(Mevlana Hazretleri aşkı anlatıyor)
1630.
Aşk, esirgeyen bir şefaatçi gibi ikisini de görür-gözetir, korur.
Tanrım,
bu aşka şükürler olsun;
Sonsuz
lütufları (Önemsenen saygın birinden gelen yardım)
var bize.
Şükürde
kusurumuz olsa bile aşk, nankörlüğe (İyilikbilmezliğe) bile bakmaz, onu bile hoş görür.
Bu
aşk, ya Kevser’dir (Cennette akan kutsal ırmaktır),
ya abıhayat (Ölümsüzlük);
Ömre
sonsuzluk vermede, insanı ölümsüz etmede;
Mahrum
(Yoksun) kişiyle Tanrı arasındaki elçi gibi
birbirinden çok gelir-gider, çok haberler getirir aşk.
Yeter,
sus artık, ayet-ayet (Parça-parça) okuma bunu;
Zaten
ayeti (Surenin bir kısmını) de aşk tefsir eder (Yorumlar).
O
padişahlar padişahı, ne yaparsa iyi yapar;
Tıpkı
incir ağacı gibi, hani hep incir verir ya.
Nerde
hutbe okur (Dua edip öğüt vermesiyle), kız
isterse yüzlerce kişi nikâhını kıyar (Yasal
beraberliğine şahitlik eder), yüzlerce erkekle kızı sütle bal gibi
birbirine katar.
Soluğuyla
akar abıhayat kaynağı, ölü can bulur o telkin verince (Bir
düşünceyi, bir duyguyu aşılamayla ölü hayat bulur).
Kulu
yetiştirme, geliştirme türesine (Terbiyesi, eğitimi)
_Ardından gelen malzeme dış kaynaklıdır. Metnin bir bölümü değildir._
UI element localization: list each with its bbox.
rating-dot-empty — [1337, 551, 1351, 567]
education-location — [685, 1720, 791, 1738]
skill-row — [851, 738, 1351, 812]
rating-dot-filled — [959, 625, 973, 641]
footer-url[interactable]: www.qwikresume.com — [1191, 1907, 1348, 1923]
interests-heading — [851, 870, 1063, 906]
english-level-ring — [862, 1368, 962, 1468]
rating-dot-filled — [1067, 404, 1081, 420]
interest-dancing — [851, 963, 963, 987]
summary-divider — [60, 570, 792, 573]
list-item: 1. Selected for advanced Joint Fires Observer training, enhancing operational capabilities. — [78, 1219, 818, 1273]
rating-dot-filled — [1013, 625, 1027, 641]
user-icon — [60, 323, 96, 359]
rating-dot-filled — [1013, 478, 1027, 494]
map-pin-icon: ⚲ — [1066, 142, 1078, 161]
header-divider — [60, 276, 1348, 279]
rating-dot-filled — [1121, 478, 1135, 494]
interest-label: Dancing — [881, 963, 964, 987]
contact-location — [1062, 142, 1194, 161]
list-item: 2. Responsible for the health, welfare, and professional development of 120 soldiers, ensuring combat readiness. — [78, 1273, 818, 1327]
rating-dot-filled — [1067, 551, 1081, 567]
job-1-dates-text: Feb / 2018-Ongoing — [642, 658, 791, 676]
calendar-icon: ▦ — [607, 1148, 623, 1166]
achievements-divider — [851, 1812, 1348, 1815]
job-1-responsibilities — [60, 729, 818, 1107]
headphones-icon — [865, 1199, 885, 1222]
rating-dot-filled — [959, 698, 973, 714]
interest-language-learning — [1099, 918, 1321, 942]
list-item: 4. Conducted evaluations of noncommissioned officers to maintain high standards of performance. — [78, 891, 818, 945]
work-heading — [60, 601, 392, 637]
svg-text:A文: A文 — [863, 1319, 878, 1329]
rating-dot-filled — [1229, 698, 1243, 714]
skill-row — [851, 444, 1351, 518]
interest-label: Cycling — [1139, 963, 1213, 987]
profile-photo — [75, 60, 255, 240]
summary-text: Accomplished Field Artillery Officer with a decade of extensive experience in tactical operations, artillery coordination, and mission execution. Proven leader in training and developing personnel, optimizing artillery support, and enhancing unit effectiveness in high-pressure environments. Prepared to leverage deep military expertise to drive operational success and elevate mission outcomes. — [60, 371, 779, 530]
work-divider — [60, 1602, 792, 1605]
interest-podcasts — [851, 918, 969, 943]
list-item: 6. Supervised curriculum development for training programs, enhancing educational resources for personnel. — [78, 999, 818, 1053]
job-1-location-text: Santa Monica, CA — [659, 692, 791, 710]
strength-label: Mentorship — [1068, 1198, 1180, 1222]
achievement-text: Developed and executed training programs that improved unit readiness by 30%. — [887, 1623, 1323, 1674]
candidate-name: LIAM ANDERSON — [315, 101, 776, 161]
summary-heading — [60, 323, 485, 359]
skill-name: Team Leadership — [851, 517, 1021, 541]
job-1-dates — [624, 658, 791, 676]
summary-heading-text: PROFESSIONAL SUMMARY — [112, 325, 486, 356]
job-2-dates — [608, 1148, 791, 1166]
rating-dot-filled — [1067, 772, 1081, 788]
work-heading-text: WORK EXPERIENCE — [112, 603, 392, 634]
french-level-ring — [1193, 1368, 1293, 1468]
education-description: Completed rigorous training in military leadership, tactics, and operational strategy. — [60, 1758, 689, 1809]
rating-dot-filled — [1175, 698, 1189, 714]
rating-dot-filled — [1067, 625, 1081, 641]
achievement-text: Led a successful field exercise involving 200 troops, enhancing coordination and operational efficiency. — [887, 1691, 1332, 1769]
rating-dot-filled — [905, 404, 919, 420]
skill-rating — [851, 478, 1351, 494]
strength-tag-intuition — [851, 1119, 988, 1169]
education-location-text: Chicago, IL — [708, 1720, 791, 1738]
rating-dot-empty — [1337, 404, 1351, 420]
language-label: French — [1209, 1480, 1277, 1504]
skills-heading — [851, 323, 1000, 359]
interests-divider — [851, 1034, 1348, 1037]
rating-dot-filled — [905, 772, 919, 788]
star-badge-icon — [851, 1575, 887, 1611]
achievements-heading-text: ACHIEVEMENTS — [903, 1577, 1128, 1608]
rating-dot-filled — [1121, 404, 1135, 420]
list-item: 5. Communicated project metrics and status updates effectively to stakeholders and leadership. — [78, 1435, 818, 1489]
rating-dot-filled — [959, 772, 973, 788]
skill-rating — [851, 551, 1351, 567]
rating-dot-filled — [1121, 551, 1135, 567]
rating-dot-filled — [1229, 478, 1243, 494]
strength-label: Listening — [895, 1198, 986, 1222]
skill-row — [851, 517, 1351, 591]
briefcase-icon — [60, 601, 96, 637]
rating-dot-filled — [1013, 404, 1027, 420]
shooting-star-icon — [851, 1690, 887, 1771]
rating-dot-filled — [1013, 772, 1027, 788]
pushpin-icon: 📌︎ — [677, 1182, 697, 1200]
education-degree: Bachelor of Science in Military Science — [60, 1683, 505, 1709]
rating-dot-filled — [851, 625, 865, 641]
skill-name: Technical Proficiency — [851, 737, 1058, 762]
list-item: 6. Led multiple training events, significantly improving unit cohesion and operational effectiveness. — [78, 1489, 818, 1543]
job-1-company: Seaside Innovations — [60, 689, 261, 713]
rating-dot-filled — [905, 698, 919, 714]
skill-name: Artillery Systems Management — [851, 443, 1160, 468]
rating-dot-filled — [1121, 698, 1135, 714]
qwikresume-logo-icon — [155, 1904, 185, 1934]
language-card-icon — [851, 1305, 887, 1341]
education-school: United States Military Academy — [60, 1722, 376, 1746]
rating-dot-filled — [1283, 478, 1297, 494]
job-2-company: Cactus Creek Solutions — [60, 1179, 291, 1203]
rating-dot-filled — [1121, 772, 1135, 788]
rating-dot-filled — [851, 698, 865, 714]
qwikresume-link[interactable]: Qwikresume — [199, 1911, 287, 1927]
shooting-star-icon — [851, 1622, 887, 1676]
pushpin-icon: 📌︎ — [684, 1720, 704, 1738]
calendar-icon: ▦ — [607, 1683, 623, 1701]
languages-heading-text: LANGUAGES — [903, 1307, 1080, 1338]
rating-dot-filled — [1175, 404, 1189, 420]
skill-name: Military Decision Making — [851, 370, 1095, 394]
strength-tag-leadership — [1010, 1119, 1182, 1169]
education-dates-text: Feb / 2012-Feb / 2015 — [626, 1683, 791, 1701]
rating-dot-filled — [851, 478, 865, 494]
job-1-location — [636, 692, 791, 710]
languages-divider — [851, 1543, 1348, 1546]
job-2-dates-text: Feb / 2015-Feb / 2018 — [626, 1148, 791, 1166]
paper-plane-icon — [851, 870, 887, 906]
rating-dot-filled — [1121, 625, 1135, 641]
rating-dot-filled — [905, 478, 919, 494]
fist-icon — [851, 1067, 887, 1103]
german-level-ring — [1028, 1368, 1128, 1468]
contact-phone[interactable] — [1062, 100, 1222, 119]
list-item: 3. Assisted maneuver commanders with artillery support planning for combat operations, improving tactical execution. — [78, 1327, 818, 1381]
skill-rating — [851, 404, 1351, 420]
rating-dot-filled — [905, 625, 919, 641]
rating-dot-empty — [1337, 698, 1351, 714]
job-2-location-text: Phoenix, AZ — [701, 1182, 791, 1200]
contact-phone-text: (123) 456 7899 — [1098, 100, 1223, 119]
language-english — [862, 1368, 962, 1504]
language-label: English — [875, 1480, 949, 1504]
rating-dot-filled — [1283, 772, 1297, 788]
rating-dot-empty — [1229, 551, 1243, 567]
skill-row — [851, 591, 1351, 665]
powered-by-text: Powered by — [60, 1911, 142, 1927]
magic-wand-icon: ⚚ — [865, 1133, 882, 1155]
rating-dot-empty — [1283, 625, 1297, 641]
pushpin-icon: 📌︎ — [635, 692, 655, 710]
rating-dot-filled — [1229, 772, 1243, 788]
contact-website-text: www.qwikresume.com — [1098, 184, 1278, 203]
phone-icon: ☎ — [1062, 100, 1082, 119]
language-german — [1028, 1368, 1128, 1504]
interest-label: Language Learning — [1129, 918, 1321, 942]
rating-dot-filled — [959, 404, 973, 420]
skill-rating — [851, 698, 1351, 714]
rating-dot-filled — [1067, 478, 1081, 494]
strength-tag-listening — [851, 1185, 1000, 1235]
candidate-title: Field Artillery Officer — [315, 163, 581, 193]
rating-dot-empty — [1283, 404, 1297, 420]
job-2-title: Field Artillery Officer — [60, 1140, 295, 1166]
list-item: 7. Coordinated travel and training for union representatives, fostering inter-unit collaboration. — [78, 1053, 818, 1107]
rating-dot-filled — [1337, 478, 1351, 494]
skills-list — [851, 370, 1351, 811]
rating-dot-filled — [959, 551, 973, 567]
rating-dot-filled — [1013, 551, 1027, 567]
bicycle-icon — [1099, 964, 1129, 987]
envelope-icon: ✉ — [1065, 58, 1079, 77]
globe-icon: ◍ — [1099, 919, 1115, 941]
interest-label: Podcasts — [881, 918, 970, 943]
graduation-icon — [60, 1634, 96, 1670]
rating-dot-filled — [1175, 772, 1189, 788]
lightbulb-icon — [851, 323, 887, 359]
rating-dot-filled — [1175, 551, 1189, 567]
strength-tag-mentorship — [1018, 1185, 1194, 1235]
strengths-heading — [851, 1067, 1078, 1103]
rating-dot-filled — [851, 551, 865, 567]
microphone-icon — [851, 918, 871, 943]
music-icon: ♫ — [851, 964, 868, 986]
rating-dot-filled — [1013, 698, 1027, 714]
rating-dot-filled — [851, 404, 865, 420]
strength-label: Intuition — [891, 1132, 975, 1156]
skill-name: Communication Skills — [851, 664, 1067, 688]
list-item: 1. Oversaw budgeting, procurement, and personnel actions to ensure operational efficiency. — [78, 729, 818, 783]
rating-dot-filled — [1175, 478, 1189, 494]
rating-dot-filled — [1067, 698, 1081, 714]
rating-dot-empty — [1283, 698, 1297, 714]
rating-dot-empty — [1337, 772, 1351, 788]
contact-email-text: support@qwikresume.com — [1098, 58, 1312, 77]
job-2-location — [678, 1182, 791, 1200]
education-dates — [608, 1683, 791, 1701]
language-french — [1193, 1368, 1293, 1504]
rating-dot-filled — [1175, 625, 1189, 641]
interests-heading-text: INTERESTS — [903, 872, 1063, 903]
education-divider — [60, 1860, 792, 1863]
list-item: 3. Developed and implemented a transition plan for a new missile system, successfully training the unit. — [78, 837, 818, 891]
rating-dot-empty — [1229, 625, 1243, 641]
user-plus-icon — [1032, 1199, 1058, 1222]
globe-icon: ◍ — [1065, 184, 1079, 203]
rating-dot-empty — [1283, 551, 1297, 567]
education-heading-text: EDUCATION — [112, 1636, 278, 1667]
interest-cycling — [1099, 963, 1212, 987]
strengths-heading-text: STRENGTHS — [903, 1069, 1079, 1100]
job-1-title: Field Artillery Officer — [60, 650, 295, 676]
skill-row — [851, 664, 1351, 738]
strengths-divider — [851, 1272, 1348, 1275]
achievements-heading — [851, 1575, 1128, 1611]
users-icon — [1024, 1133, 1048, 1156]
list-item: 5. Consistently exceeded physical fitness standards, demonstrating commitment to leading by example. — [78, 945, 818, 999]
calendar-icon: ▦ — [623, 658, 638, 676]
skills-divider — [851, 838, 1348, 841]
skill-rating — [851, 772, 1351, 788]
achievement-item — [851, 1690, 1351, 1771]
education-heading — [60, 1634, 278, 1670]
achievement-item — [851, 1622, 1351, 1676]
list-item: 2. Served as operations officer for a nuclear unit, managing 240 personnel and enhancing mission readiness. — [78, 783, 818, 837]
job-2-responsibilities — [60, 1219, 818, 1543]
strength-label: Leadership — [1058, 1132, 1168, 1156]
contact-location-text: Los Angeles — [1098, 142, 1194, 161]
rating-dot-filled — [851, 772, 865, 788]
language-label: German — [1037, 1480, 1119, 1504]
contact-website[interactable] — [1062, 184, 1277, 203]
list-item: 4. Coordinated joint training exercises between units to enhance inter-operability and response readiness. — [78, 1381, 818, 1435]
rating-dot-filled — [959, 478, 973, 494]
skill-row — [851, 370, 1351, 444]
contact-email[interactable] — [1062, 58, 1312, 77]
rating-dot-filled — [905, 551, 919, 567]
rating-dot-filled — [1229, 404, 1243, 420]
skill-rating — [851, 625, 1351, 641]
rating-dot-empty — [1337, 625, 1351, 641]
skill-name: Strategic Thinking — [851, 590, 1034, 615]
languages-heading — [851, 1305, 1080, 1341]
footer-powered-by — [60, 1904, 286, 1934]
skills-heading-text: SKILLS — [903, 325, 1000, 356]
başladı mı can kuşları, kafesleriyle uçmaya başlar.
***
DİVAN-I
KEBİR 3 CİLT MEVLÂNÂ CELÂLEDDİN
Hazırlayan:
Abdulbaki GÖLPINARLI
KÜLTÜR
BAKANLIĞI YAYINLARI/1385
***
Neler
öğrendik;
1.
Aşkın çok etken
olduğunu öğrendik.
*
İşte
böyle yaren;
Allah
kişiyi yetiştirmek, geliştirmek istediği zaman, kişiyi istediği yere getirmek
için;
Dostlarından
birine o kişiyi âşık ederek onun eğitimini ve terbiyesini aldırarak huzuruna
almaya hazırlattığını öğrendik, anladık.